Drunk driver who killed family of 4 moved to 'healing lodge' after serving 1 month
A man who lost his son, daughter-in-law and two grandchildren to a drunk driver says he was disappointed to learn that the woman sentenced to 10 years in prison for their deaths was moved to a minimum-security “healing lodge” just one month after her sentencing.
Jordan and Chanda Van de Vorst, along with their children Kamryn and Miguire, were killed last January when Catherine McKay ran a stoplight and crashed her SUV into their vehicle on Highway 11 north of Saskatoon.
McKay pleaded guilty last summer to four counts of impaired driving causing death. A joint submission by the Crown and defence stated she had consumed at least seven drinks and had been driving at 120 km/h.
McKay is living at the Okimaw Ohci healing lodge, a minimum-security facility that incorporates Aboriginal teachings into its rehabilitation programs. It has residential houses instead of cellblocks and inmates, including McKay, are allowed supervised day release.
Jordan Van de Vorst’s father Lou Van de Vorst says he is shocked that someone who killed four people could be transferred from prison so quickly, adding that the punishment should reflect the severity of the crime.
“We miss our kids every day,” Van de Vorst said. “More than once a day, my wife and I think of our children and our grandchildren and my daughter in law."
Corrections Canada would not comment on McKay’s specific case, but said that each offender gets assessed at intake and an individual rehabilitation program is made.
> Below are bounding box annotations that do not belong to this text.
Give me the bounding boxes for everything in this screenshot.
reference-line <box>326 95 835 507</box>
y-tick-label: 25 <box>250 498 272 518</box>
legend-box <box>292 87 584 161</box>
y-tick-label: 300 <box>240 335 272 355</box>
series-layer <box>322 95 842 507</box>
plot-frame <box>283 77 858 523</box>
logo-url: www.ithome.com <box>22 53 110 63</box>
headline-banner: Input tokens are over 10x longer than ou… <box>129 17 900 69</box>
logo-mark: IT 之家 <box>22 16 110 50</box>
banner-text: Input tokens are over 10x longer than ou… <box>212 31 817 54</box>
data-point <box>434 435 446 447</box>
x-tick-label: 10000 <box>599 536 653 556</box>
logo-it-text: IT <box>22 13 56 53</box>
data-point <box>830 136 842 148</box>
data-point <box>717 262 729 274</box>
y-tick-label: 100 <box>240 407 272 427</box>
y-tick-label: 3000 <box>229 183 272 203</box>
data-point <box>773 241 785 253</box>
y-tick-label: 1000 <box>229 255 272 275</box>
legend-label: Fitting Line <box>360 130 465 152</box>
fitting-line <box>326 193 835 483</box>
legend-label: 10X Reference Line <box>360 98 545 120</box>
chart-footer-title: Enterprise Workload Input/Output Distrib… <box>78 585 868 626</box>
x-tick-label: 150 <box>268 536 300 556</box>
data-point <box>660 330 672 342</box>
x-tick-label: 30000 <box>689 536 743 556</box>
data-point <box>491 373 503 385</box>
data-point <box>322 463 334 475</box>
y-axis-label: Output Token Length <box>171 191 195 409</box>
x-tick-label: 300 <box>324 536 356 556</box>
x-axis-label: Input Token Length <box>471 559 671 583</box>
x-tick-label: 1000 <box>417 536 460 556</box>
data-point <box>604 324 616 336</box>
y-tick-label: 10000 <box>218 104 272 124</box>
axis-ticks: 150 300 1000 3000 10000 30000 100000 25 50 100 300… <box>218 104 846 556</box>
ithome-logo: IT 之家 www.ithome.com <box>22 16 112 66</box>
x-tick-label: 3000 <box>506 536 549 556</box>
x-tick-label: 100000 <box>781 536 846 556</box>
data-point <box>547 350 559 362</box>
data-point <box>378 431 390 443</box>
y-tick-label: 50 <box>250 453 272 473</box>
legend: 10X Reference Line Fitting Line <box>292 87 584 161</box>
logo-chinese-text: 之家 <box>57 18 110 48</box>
“Indigenous programs target offenders’ needs in the context of indigenous history, culture and spirituality while at the same time addressing the factors related to criminal behaviour,” Corrections Canada said.
McKay’s lawyer Leslie Sullivan said that she believes healing lodges make a positive impact.
Regina mental health councillor and residential school survivor Grant Severight also defended the use of a healing lodge for McKay.
“She didn’t get up that morning to say, ‘I’m going to go onto a highway in a drunken stupor, I’m going to run into this car and I’m going to kill people,’” he said. “She never planned that.”
Prisoner advocate John Hutton, who leads the John Howard Society of Manitoba, said that prison is not the right place for someone who suffers from addiction issues and does not present a danger to society.
He said McKay will likely be eligible for parole within a few years whether she’s at a healing lodge or not, and “she’s going to make a better use of that (time) in the healing lodge.”
Van de Vorst said he believes in rehabilitation but wants to see more consideration for victims. He also said he hopes McKay’s rehabilitation includes speaking out against impaired driving.